AK Parti Giresun İl Başkanlığının Ekim ayı Genişletilmiş İl Danışma Toplantısı'na katılan Milli Savunma Bakanı Nurettin Canikli, toplantıda gündeme ilişkin açıklamalarda bulundu. Geçmiş dönemde İsrail’den aldıkları İHA’ları terörle mücadelede etkin bir şekilde kullanamadıklarını belirten Canikli, "2003-2004 yıllarda terörle mücadelede gerçekten çok etkili bir şekilde kullanma imkanı olan insansız hava araçlarını (İHA) İsrail’den satın aldık. Çok büyük paralar ödedik satın aldık ama hiçbir zaman etkin bir şekilde kullanamadık. O İHA’ların ürettiği istihbarat üzerine ona dayanarak uçaklarımız harekat yaptılar Kuzey Irak’ta terör örgütüne yönelik, daha sonra bu bilgiler esas alınarak İsrail’den aldığımız İHA’ların ürettiği bilgilere dayanarak yapılan bu bombalamaların önemli bir bölümünün isabetsiz olduğunu sonradan anladık. Sonradan anladık ki dağı taşı bombalamışız aslında. Bugün dünyanın en teknolojik insansız hava aracını ürettik yüzde yüze yakın oranda yerli olmak üzere ve silahta taktık. Şu anda terörle mücadelede etkin bir şekilde kullanıyoruz” ifadelerini kullandı.

“SİHA’lara yoğun talep var”

“Yurt dışı ziyaretlerimizde hemen hemen bütün ülkeler bizden silahlı İHA’yı satın almak istiyor” diyen Canikli, “Dünyanın en iyisi diyebiliriz ve bu gerçekten gurur verici bir tablo. Ben bizzat kendim yaşıyorum. Gittiğim her ülkede her şeyi konuşuyoruz ama özellikle silahlı İHA başta olmak üzere diğer komuta kontrol merkezleri, teknolojinin yoğun bir şekilde kullandığı savunma ürünlerini Türkiye’den talep ediyorlar ve satın almak istiyorlar” diye konuştu.

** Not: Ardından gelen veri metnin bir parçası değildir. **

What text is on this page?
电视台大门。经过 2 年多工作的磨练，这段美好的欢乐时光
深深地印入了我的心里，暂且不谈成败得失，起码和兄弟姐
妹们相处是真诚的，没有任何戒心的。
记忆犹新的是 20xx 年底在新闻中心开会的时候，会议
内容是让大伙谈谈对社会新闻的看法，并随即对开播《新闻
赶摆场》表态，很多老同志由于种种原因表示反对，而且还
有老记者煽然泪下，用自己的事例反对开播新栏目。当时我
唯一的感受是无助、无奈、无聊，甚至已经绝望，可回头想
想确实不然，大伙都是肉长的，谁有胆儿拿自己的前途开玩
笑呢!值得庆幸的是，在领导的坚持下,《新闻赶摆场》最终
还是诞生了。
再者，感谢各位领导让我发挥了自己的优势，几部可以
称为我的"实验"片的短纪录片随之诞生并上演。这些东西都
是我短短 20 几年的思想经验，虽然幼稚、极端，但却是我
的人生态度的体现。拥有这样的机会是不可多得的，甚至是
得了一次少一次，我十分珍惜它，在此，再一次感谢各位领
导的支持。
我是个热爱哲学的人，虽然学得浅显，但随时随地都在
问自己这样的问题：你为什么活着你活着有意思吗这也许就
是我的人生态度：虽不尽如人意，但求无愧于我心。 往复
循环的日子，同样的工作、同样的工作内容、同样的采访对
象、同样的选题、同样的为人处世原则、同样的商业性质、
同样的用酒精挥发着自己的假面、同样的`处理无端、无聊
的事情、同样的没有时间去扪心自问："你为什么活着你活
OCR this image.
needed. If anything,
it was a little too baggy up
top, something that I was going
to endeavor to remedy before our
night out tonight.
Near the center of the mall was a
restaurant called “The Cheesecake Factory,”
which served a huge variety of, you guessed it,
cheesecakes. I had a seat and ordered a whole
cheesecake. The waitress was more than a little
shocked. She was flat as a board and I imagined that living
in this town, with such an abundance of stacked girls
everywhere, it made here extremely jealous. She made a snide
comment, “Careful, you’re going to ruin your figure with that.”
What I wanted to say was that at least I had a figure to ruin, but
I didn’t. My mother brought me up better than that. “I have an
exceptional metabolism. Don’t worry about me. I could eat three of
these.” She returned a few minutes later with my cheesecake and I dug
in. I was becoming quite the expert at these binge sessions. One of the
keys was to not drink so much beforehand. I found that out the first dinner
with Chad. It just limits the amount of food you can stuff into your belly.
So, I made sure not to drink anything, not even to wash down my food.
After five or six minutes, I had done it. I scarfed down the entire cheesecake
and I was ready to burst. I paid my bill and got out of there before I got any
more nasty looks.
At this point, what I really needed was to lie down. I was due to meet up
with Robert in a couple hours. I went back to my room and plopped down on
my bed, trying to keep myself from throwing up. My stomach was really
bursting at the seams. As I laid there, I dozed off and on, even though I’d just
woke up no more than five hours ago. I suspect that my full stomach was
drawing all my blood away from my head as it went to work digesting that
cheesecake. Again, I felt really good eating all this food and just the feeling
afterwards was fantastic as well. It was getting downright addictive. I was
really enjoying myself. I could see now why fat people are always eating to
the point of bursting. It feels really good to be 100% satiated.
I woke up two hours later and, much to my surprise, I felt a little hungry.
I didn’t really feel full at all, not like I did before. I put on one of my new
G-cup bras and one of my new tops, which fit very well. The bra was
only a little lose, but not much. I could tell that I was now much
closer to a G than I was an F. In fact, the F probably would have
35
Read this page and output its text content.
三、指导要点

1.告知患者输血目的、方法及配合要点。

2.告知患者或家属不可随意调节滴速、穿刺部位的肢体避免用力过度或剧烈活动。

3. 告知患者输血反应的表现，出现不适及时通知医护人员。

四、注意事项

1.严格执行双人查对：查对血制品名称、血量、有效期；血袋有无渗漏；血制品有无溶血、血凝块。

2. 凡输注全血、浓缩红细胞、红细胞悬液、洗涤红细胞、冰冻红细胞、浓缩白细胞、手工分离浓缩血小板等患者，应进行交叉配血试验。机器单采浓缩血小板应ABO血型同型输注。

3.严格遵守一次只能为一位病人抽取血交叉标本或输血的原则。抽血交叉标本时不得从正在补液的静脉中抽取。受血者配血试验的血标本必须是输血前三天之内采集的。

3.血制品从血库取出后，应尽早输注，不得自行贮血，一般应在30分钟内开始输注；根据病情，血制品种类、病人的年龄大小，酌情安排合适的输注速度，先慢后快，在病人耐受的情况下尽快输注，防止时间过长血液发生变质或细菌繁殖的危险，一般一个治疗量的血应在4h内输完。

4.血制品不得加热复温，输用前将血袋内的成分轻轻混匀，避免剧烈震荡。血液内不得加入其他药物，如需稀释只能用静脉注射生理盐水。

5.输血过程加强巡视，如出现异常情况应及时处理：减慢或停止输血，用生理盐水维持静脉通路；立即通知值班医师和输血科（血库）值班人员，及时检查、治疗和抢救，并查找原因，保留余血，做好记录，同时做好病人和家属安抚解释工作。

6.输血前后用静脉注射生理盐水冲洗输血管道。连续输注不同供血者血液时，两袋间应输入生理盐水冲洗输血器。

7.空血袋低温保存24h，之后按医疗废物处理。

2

“Yılda 3.5 milyar dolar yardım yapıyoruz”

Zaruri ihtiyaçlarını yurt dışından alamayan Türkiye’den yılda 3,5 milyar dolar yardım yapan bir Türkiye’ye geldiklerini kaydeden Canikli, “Sadece hatırlatmak için söylüyorum en basit zaruri ihtiyaçlarını karşılamak için gerekli parayı bulamayan, yurt dışından satın alınacak çok zaruri ihtiyaçlar için petrol gibi, ilaç gibi yurt dışından bunları getirtecek finansal imkanı olmayan bir Türkiye’den her yıl sivil toplum örgütleri ile birlikte ihtiyacı olan milletlere karşılıksız 3,5 milyar dolar yardım yapan bir ülke konumuna gelmiştir. Ekonomide ortaya konulan bu inanılmaz gelişme elbette Türk insanının hayat standardını yükseltmiştir, çok büyük bir katma değer meydana gelmiştir ama onun da ötesinde ve belki de daha önemlisi bu toprakların savunulması için ihtiyaç duyacağı savunma sistemlerini kendi imkanlarıyla, milli imkanlarla geliştirme imkanı yakalamıştır” ifadelerini kullandı.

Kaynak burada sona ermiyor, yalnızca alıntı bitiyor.